Badenhaur was scrambling heedlessly through the bramble almost before she was away. Laurence burst out into the clearing behind him and stopped to look over the prospect one last time, searching for the French Army. The fog was turning thin and insubstantial, wisping away, and now he could see clearly around Jena the corps of Marshal Lannes busy heaping up depots of ammunition and food, salvaging for their shelter wood and materials from the burnt-out husks of the buildings, putting up empty pens. But though Laurence pulled out his glass and looked in every direction, he could see no sign of any other mass of French troops immediately visible, certainly not this side of the Saale River; where Bonaparte meant to get his men from, to launch any sort of attack, he could not see.
“We may yet be able to seize these heights, before he can get his men established,” Laurence said absently, only half to Badenhaur. A battery of artillery, from this position, would offer a commanding advantage over the plateau; small wonder Bonaparte meant to seize it. But he had been backwards, it seemed, in getting a foothold.
And then the dragons began popping up over the distant woods like jack-in-the-boxes: not the light-weights they had encountered in battle at Saalfeld, but the middle-weights who made up the bulk of any aerial force: Pêcheurs and Papillons, coming at great speed and out of formation. They landed among the French troops securing Jena, something very odd in their appearance. Looking closer through the glass, Laurence realized that they were all of them almost covered over with men: not their own crews only, but whole companies of infantry, clinging on to silk carrying-harnesses, of the same style which he had seen used in China for the ordinary transport of citizens, only far more crowded.
Every man had his own gun and knapsack; the l
argest of the dragons bore a hundred men or more. And their talons were not empty: they carried, laboring, also whole caissons of ammunition, enormous sacks of food, and, shockingly, nets full of live animals: these, being deposited into the pens and cut free, went wandering about in aimless daze, knocking into the walls and falling over, as visibly drugged as the pigs Temeraire had carried over the mountains, not so very long ago. Laurence sinkingly recognized the damnable cleverness of the scheme: if the French dragons had carried their own rations with them in this manner, there could be any number of them brought along, and not the few dozen which were counted the sum total who could be sustained by an army on the march through hostile territory.
In the course of ten minutes, nearly a thousand men had been assembled on the ground, and the dragons were already turning back for fresh loads; they were coming, Laurence estimated, scarcely a distance of five miles, but five miles with no road, heavily forested and broken by the river. A corps of men would ordinarily have taken a few hours to come across it; instead in minutes they were landing in their new positions.
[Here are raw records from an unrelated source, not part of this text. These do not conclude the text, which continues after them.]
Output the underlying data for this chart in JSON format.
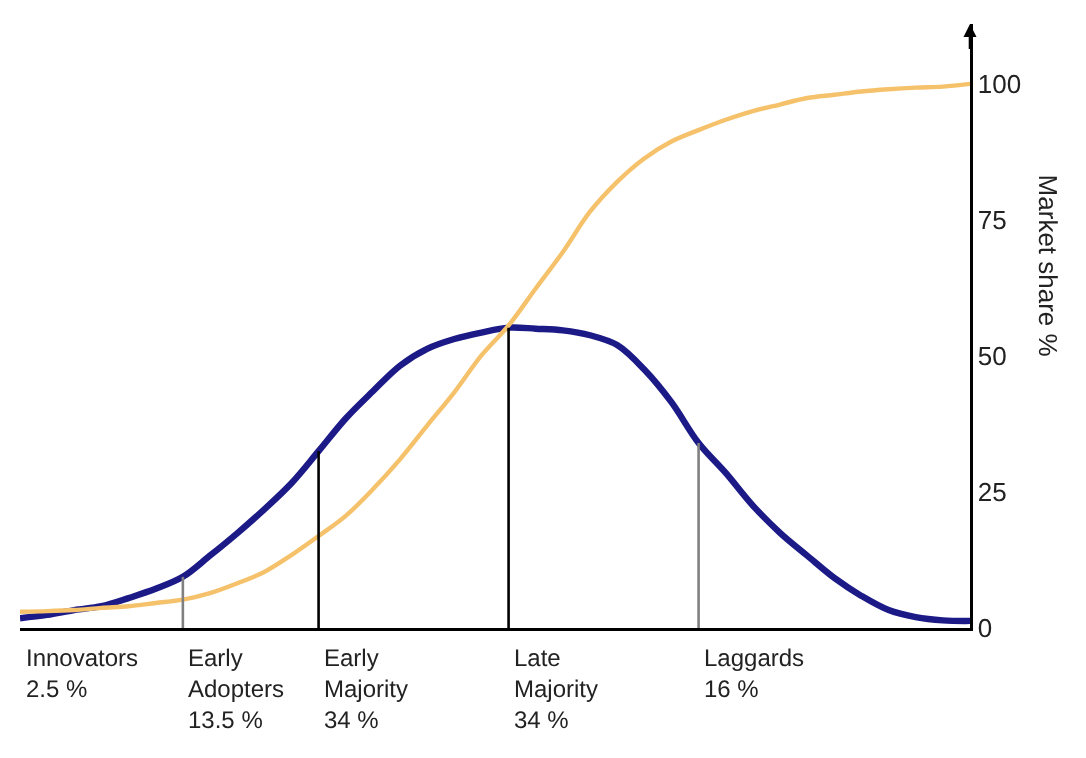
{
  "chart_data": {
    "type": "line",
    "categories": [
      null,
      null,
      null,
      null,
      null,
      null,
      null,
      null,
      null,
      null,
      null,
      null,
      null,
      null,
      null,
      null,
      null,
      null,
      null,
      null,
      null,
      null,
      null,
      null,
      null,
      null,
      null,
      null,
      null,
      null,
      null,
      null,
      null,
      null,
      null,
      null
    ],
    "series": [
      {
        "color": "#1c1a87",
        "values": [
          1.8,
          2.4,
          3.3,
          4,
          5.5,
          7.2,
          9.4,
          13.3,
          17.4,
          21.8,
          26.6,
          32.5,
          38.5,
          43.5,
          48.2,
          51.3,
          53.1,
          54.3,
          55.2,
          55,
          54.7,
          53.8,
          52,
          47.5,
          41.5,
          34,
          28.5,
          22.5,
          17.5,
          13.3,
          9.2,
          5.9,
          3.3,
          2,
          1.4,
          1.3
        ]
      },
      {
        "color": "#f5c26b",
        "values": [
          3,
          3.1,
          3.3,
          3.7,
          4,
          4.6,
          5.2,
          6.4,
          8.2,
          10.3,
          13.4,
          16.9,
          20.6,
          25.5,
          31,
          37.2,
          43.3,
          50.1,
          55.6,
          62.4,
          69.1,
          76.5,
          82,
          86.3,
          89.4,
          91.5,
          93.4,
          95,
          96.2,
          97.4,
          98,
          98.6,
          99,
          99.3,
          99.5,
          100
        ]
      }
    ],
    "ylim": [
      0,
      111
    ],
    "yticks": [
      0,
      25,
      50,
      75,
      100
    ],
    "ylabel": "Market share %",
    "tick_labels": "y",
    "grid": false,
    "annotations": [
      "Innovators\n2.5 %",
      "Early\nAdopters\n13.5 %",
      "Early\nMajority\n34 %",
      "Late\nMajority\n34 %",
      "Laggards\n16 %"
    ]
  }
}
How Bonaparte had induced his men to consent to attach themselves to dragons and be carried through the air, Laurence could scarcely imagine and had no time to consider; Badenhaur was inarticulately pulling him away. In the distance were rising the heavy-weights of l’Armée de l’Air, the great Chevaliers and Chansons-de-Guerre in all their massive and terrible splendor, on a course for the summit itself, and they were carrying not food nor ammunition but field guns.